Even if you successfully navigate the ordering, transporting, storing, pricing, and timeliness issues, there’s the customer issue: grocery selling remains an incredibly crowded, highly competitive business. Two years ago there were an estimated 262,800 food stores in the U.S., a 15 percent increase in just the last decade.

Many of these new marketplaces are old stores — like the big box retailer Target and retail pharmacy Walgreens — that now sell food basics like milk, bread and canned foods. Others, like Whole Foods, were upscale specialty retailers that expanded rapidly (Whole Foods now has 460 stores) to chase a growing generation of affluent, urban shoppers.

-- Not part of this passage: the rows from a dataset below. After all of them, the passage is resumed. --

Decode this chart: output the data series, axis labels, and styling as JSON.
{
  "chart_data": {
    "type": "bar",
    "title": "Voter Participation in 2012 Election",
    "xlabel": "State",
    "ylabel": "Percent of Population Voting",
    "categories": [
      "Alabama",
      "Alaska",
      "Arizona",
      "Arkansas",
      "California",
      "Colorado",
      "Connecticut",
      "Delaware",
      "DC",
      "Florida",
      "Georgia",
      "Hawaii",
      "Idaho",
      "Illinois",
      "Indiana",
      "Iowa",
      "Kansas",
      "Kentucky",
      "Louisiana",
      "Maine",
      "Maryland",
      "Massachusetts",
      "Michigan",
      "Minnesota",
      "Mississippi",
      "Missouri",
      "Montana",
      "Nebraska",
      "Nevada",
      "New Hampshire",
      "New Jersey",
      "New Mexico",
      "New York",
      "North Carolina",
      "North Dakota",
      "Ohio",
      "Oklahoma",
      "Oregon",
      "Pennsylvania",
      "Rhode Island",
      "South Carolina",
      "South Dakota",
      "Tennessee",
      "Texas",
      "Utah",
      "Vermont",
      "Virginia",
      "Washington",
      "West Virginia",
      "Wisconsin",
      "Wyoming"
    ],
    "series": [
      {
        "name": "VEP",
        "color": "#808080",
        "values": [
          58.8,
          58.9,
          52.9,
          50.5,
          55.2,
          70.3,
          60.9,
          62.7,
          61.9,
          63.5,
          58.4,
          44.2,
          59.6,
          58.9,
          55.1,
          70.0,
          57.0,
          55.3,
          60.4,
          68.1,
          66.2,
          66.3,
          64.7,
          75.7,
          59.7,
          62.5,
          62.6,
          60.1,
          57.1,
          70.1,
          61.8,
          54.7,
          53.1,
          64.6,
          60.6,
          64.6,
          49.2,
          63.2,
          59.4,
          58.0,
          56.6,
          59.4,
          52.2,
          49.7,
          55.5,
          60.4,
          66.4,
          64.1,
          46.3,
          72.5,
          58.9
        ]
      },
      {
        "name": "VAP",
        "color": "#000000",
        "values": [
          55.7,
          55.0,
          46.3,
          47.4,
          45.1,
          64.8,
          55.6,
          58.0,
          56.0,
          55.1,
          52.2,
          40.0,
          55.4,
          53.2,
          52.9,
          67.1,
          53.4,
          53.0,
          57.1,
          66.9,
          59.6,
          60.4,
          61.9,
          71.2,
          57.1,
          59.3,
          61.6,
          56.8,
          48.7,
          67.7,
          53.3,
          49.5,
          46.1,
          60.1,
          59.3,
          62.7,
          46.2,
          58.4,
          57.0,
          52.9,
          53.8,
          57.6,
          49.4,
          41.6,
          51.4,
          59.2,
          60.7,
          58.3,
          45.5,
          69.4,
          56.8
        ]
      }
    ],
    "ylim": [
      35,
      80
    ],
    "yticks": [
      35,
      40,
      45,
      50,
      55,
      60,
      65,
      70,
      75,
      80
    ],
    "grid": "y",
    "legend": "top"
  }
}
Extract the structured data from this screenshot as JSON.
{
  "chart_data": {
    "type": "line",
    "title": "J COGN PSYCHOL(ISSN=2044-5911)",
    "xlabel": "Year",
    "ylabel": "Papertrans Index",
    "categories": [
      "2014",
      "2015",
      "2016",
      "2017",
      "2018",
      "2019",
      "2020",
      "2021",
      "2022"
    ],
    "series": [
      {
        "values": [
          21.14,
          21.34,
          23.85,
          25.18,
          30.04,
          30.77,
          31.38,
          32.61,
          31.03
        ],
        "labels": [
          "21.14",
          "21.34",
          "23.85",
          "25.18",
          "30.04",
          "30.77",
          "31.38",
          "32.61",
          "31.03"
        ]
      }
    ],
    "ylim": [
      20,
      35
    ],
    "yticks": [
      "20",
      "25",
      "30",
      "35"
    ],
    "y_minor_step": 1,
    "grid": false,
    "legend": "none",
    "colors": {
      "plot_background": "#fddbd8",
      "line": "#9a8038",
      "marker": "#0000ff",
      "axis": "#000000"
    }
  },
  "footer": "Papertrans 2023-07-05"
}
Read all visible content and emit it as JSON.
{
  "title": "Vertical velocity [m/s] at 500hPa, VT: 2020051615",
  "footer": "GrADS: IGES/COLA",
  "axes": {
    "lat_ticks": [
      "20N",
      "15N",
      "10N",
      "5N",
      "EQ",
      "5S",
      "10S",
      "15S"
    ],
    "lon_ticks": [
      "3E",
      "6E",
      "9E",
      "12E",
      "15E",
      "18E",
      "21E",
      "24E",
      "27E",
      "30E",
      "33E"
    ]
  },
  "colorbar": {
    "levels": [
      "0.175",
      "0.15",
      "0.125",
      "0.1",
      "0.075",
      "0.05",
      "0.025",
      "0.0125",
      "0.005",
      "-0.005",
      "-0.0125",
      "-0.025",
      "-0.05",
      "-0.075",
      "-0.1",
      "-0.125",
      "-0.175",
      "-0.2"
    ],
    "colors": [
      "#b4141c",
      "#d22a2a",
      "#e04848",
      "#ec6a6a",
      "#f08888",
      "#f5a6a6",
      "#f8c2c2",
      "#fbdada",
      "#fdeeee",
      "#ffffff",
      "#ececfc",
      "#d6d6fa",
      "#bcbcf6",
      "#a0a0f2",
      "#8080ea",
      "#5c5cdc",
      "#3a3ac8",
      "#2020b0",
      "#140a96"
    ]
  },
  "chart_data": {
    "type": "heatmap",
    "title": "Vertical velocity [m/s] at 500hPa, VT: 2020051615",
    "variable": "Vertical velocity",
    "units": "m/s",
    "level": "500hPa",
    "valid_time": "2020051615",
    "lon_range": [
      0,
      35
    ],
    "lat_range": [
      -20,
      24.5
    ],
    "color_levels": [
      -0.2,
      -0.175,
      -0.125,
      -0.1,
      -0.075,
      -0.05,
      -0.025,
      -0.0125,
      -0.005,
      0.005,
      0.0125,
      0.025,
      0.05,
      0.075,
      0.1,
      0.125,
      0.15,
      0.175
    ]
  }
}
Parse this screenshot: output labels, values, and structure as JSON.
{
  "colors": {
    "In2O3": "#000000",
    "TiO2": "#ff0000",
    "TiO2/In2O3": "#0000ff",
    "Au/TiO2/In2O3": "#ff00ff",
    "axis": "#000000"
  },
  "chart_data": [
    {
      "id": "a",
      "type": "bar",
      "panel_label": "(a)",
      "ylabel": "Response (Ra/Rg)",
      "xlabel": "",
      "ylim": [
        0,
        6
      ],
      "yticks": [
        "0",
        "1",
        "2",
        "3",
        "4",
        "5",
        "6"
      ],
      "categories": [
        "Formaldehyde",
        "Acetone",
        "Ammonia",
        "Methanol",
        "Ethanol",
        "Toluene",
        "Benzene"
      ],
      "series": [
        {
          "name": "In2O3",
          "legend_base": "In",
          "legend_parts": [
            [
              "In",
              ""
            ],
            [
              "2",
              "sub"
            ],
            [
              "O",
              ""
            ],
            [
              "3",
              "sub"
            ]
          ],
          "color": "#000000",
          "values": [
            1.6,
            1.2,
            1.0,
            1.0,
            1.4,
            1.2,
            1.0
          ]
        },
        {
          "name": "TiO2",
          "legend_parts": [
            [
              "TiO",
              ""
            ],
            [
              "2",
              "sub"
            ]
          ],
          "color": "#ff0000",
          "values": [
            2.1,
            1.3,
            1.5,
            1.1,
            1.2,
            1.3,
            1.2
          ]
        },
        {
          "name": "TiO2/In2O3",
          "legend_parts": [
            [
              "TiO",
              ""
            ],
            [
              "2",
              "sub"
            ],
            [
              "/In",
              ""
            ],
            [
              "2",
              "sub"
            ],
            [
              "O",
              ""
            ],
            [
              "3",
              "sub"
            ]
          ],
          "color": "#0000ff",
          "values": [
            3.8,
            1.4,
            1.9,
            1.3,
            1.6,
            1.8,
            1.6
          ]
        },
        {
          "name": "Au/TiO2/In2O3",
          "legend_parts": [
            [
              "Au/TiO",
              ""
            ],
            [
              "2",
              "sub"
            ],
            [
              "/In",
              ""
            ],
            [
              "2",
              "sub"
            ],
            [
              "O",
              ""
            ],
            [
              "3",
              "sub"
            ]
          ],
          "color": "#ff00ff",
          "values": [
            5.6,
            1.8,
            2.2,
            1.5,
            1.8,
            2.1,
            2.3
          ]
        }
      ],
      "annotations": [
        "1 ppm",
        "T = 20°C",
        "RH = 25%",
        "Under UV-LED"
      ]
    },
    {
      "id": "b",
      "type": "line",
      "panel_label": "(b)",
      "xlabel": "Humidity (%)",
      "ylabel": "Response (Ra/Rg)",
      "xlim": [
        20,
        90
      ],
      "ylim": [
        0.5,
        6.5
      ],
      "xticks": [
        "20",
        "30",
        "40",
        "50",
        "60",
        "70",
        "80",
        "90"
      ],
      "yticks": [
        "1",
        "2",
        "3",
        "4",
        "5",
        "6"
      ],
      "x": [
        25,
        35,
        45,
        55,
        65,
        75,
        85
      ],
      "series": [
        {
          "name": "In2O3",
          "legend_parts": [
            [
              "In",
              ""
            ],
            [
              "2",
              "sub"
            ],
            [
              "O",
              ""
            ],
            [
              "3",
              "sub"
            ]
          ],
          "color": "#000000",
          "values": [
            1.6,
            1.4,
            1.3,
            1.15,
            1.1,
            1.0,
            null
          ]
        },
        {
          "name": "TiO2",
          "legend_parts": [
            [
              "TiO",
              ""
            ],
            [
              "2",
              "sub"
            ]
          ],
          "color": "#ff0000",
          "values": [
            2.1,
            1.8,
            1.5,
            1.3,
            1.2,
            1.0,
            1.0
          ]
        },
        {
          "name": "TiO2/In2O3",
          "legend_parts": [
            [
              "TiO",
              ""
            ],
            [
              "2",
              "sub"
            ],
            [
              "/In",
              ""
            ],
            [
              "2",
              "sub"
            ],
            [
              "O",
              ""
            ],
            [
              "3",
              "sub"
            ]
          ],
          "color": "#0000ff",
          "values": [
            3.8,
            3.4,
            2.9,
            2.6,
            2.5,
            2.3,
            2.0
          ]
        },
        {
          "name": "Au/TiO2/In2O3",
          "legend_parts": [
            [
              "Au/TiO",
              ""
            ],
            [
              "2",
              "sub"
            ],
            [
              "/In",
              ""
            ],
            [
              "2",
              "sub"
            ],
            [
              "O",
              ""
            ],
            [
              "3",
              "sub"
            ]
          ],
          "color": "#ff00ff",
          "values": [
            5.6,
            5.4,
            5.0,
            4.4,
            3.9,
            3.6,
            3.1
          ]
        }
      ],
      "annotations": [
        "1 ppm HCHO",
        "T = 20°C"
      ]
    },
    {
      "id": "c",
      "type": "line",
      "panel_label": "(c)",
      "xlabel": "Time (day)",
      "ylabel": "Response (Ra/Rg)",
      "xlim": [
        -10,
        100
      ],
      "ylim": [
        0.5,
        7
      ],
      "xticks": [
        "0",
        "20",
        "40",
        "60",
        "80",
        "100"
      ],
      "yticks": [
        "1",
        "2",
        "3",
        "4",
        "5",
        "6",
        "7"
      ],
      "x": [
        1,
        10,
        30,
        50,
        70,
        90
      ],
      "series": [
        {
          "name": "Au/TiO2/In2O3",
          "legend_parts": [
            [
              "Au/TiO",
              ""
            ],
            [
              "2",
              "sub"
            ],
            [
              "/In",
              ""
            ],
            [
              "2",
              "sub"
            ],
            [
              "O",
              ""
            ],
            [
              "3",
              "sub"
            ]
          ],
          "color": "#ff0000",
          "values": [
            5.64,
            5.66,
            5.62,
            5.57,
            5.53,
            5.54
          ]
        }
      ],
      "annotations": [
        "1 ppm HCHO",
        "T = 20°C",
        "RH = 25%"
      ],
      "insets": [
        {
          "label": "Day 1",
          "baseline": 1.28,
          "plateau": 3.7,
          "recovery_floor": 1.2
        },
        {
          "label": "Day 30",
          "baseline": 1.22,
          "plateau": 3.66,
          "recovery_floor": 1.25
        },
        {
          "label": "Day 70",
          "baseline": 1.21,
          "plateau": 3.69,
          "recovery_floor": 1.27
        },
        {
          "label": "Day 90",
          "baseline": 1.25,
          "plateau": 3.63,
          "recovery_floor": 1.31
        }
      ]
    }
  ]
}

And the crowded field is about to get more crowded. Earlier this month, German supermarket giant Aldi announced plans to spend $5 billion over the next five years to add 900 stores to the 1,600 stores it already operates in 35 American states. Its German counterpart, Lidl, just opened its initial 10 U.S. stores.

Reinventing

Still, Amazon bought Whole Foods because it sees a new path to profit. Already on that path is the 60 percent of all millennial-aged Americans — people who have reached adulthood since the turn of the century — who use the e-platform to buy everything from laundry detergent to energy bars.

As such, Amazon doesn’t need to reinvent the grocery store, it only has to reinvent the grocery cart. Only 2 percent of today’s $700 billion in annual grocery store sales are made online. Market experts predict that figure will explode to $100 billion by 2027.

Big food retailers like Walmart, Kroger, and Safeway hope to share in that growth. To date, however, none have had much success in figuring out how to get their customers out of packed parking lots, crowded stores, and long checkout lines to buy most of their groceries online.

Amazon might. Besides, having already paid for Whole Foods in one day on Wall Street, it has nothing to lose in trying. It only has billions — many billions — to gain.